When writing your candidate statement, you need to consider what you represent. This is a combination of who you are, what you think needs changing, and why you are the best person to make those changes happen. This statement will serve you across your campaigning and tell student voters more about you.


Think long and hard about your student journey so far, as well as details pulled from your wider experience. To achieve this coherently, use the classic ‘show, don’t tell’ method of writing. Don’t just tell people by listing who you are, but demonstrate your personality, values, and beliefs through your actions. Make sure it is specific to the role you are applying for.

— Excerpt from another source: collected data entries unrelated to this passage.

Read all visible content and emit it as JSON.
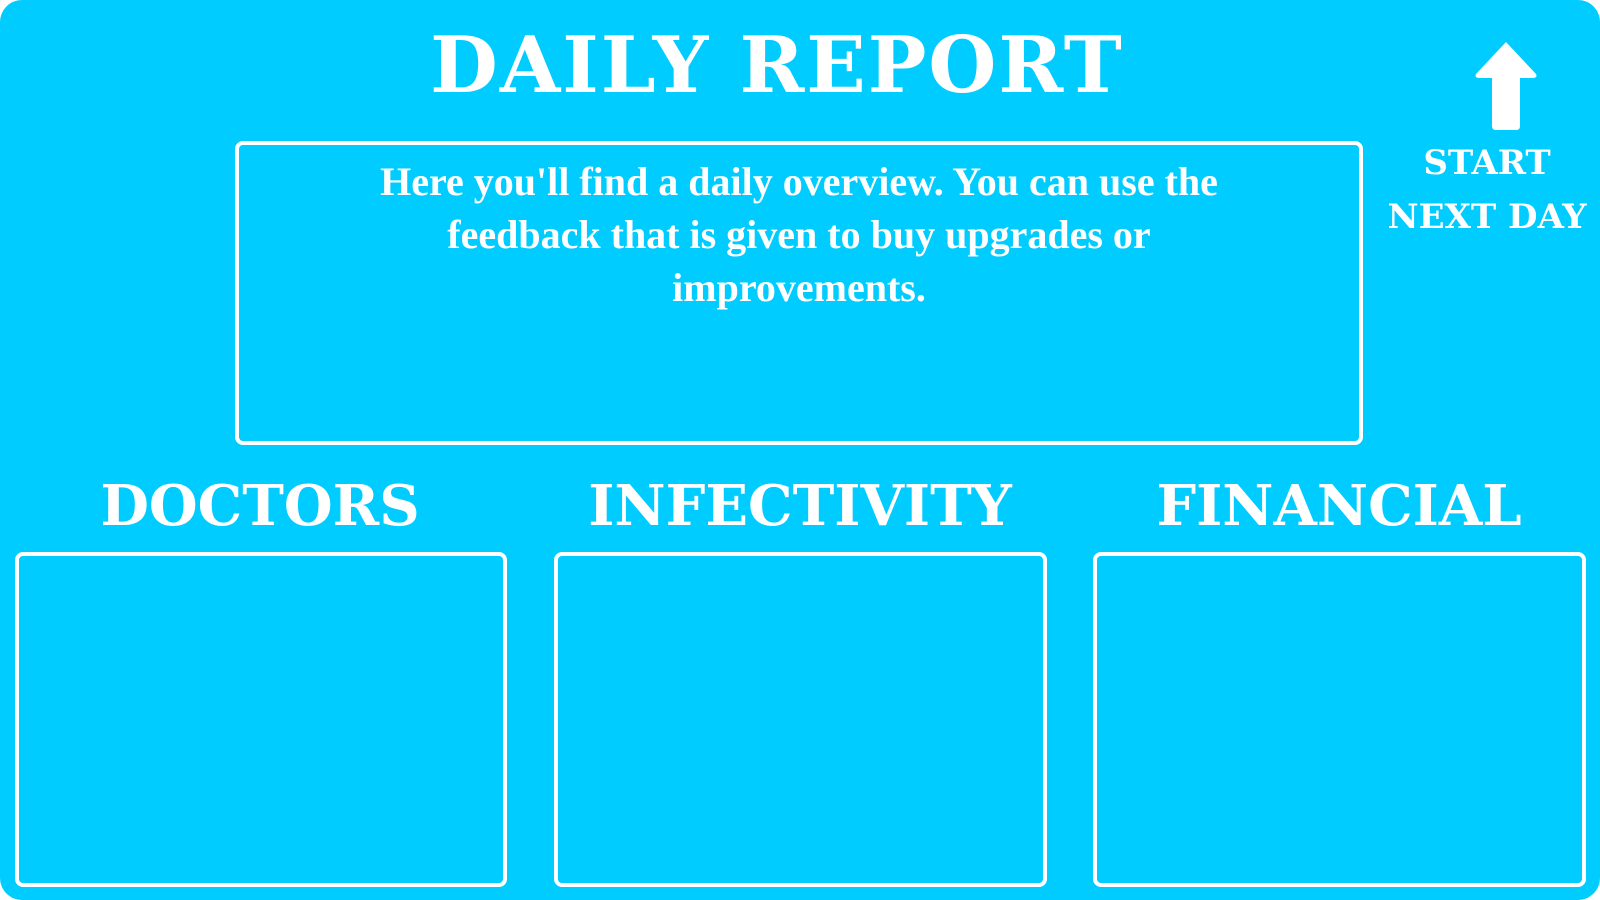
{
  "screen": {
    "title": "DAILY REPORT",
    "intro_text": "Here you'll find a daily overview. You can use the feedback that is given to buy upgrades or improvements.",
    "next_day_button": {
      "line1": "START",
      "line2": "NEXT DAY",
      "icon": "arrow-up-icon"
    },
    "sections": [
      {
        "heading": "DOCTORS"
      },
      {
        "heading": "INFECTIVITY"
      },
      {
        "heading": "FINANCIAL"
      }
    ]
  },
  "colors": {
    "background": "#00ccff",
    "foreground": "#ffffff"
  }
}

You will need to do a bit of research to explain the problems you’ve identified, and you will want to clearly provide details as to how this is affecting students and what you think needs to be done about it. Communicate the issue but focus on your vision for the future. In other words, be cautious not to dwell on the problem too much. Think about what might benefit the student experience on this issue and communicate why you think it’s important and how you would want to address the issue.

This problem may not affect to the whole student population, so you will also need to use persuasive techniques that convince as many voters as possible to get behind you even if they aren’t negatively affected by a problem you’ve identified.

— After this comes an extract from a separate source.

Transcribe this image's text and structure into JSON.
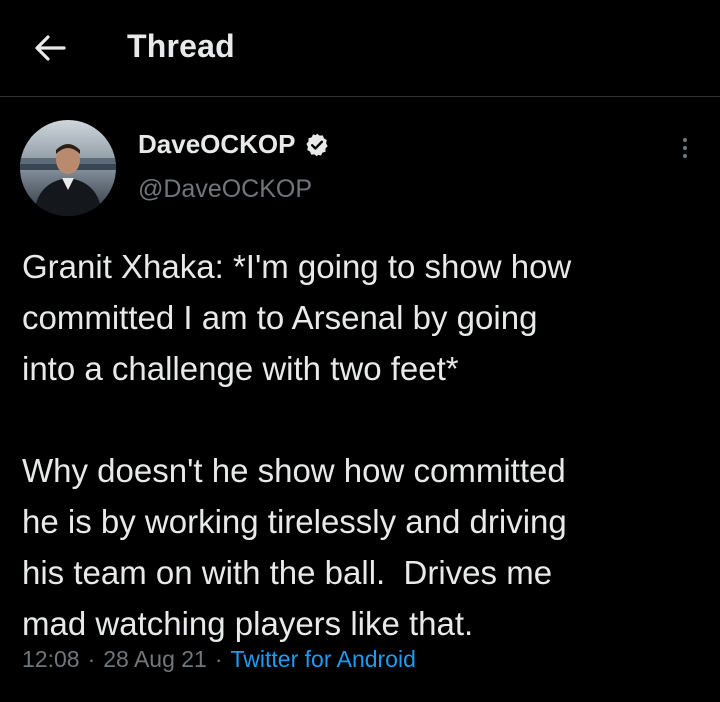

It is easy to find problems and have ideas for solutions, but we aren’t always the best person to implement them. You really need to convince your fellow students exactly why you are the person who is the best candidate to make change happen. This is a combination of the first the two points, but you need to take it further. What evidence do you have for making change possible? Have you made change before? What are your talents and skills? Do you have any transferable skills? Do you have the right knowledge? Can you prove you’ve got the drive?

Top tips:

- Appeal to your fellow students – you need voters to back you.

- Keep most of your sentences short and to the point.

- Be specific. Don’t try to change EVERYTHING.

- Demonstrate your values.

- Get creative – tell a story.

- Share it with others – speak to those around you for advice and support.